Agacée par son nom, une artiste veut rebaptiser l'Agassizhorn

Une artiste helvético- haïtienne va rebaptiser symboliquement un sommet des Alpes bernoises.

NILS COUTURIER | 14 AOÛT 2008 |

Les autorités communales de Grindelwald, Guttannen et Fieschertal désapprouvent l'action de Sasha Huber. Mais l'artiste helvético-haïtienne est bien résolue à changer symboliquement le nom de l'Agassiz-horn. Le 23 août, elle ira déposer en hélicoptère une plaque commémorative sur le sommet. Qu'a fait cette montagne pour mériter un sort pareil? Rien, à part qu'il porte bien haut à 3946 mètres pour être précis depuis le début du XXe siècle le nom d'un scientifique suisse controversé.
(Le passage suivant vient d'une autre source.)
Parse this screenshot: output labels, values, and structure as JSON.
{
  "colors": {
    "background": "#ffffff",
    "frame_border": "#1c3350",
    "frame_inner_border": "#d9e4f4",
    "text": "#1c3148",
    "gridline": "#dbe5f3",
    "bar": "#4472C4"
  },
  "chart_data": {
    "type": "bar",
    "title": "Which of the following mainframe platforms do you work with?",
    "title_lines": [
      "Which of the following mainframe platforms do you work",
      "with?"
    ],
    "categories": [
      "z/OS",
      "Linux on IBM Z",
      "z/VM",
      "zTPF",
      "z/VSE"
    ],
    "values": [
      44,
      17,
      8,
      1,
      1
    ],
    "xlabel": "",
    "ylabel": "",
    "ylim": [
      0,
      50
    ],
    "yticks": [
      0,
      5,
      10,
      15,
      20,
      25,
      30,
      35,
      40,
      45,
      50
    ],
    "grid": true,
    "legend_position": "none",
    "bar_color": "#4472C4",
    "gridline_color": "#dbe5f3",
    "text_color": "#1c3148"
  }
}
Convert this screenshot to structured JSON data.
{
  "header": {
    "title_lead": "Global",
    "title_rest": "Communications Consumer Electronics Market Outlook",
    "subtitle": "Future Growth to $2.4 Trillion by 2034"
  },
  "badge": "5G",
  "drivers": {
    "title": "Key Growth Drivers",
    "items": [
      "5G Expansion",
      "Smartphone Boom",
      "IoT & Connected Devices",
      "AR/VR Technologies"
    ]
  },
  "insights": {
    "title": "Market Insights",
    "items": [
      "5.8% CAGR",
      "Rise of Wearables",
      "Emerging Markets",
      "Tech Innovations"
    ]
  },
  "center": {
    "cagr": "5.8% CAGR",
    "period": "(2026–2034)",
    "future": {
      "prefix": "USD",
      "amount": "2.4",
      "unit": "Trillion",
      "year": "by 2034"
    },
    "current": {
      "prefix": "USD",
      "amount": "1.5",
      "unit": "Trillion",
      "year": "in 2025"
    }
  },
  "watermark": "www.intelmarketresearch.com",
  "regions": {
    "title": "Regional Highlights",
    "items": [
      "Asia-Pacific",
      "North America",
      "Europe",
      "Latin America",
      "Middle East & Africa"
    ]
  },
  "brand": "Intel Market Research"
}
Célèbre pour ses études sur les glaciers, Louis Agassiz est aussi connu pour avoir été un «remarquable raciste et un précurseur idéologique de l'Apartheid», selon les termes du socialiste genevois Carlo Sommaruga.

La face controversée de Louis Agassiz concerne ses théories sur le classement du genre humain: il s'est notamment servi de la photographie d'un esclave de Caroline du Sud pour prouver l'infériorité de la race noire. Ce n'est donc pas par hasard si Sasha Huber s'apprête à poser une plaque représentant Renty, cet esclave d'origine congolaise. Par cette performance artistique, elle espère faire un premier pas pour rebaptiser le pic «Rentyhorn».

Abonné aux controverses

Louis Agassiz et sa montagne n'en sont pas à leur première controverse. En mai 2007, à l'occasion du 200e anniversaire de sa naissance, le géologue suisse avait vu sa position vaciller en haut des Alpes tandis qu'un comité se créait sous le slogan «Démonter Louis Agassiz!». Les membres de ce groupe, réunis autour de l'historien saint-gallois Hans Fässler, s'étaient lancés dans une croisade contre l'Agassizhorn. Le projet avait néanmoins échoué devant le Conseil fédéral et le sommet avait gardé son nom.

Membre du comité, Sasha Huber paiera donc de sa personne pour changer le patronyme de la montagne. Quant aux autres lieux suisses qui
portent le nom du scientifique, ils ne devraient pas faire l'objet d'un mouvement aussi important. «L'action du comité est prioritairement dirigée sur l'Agassizhorn, mais j'ai distribué des tracts dans la rue Agassiz à Lausanne», ajoute Hans Fässler. Ce dernier ne craint pas pour la mémoire
historique du géologue suisse: «Même si on rebaptise l'Agassiz-horn, il restera encore une vingtaine d'endroits dans le monde qui portent le nom de Louis Agassiz, même sur la lune et sur Mars!»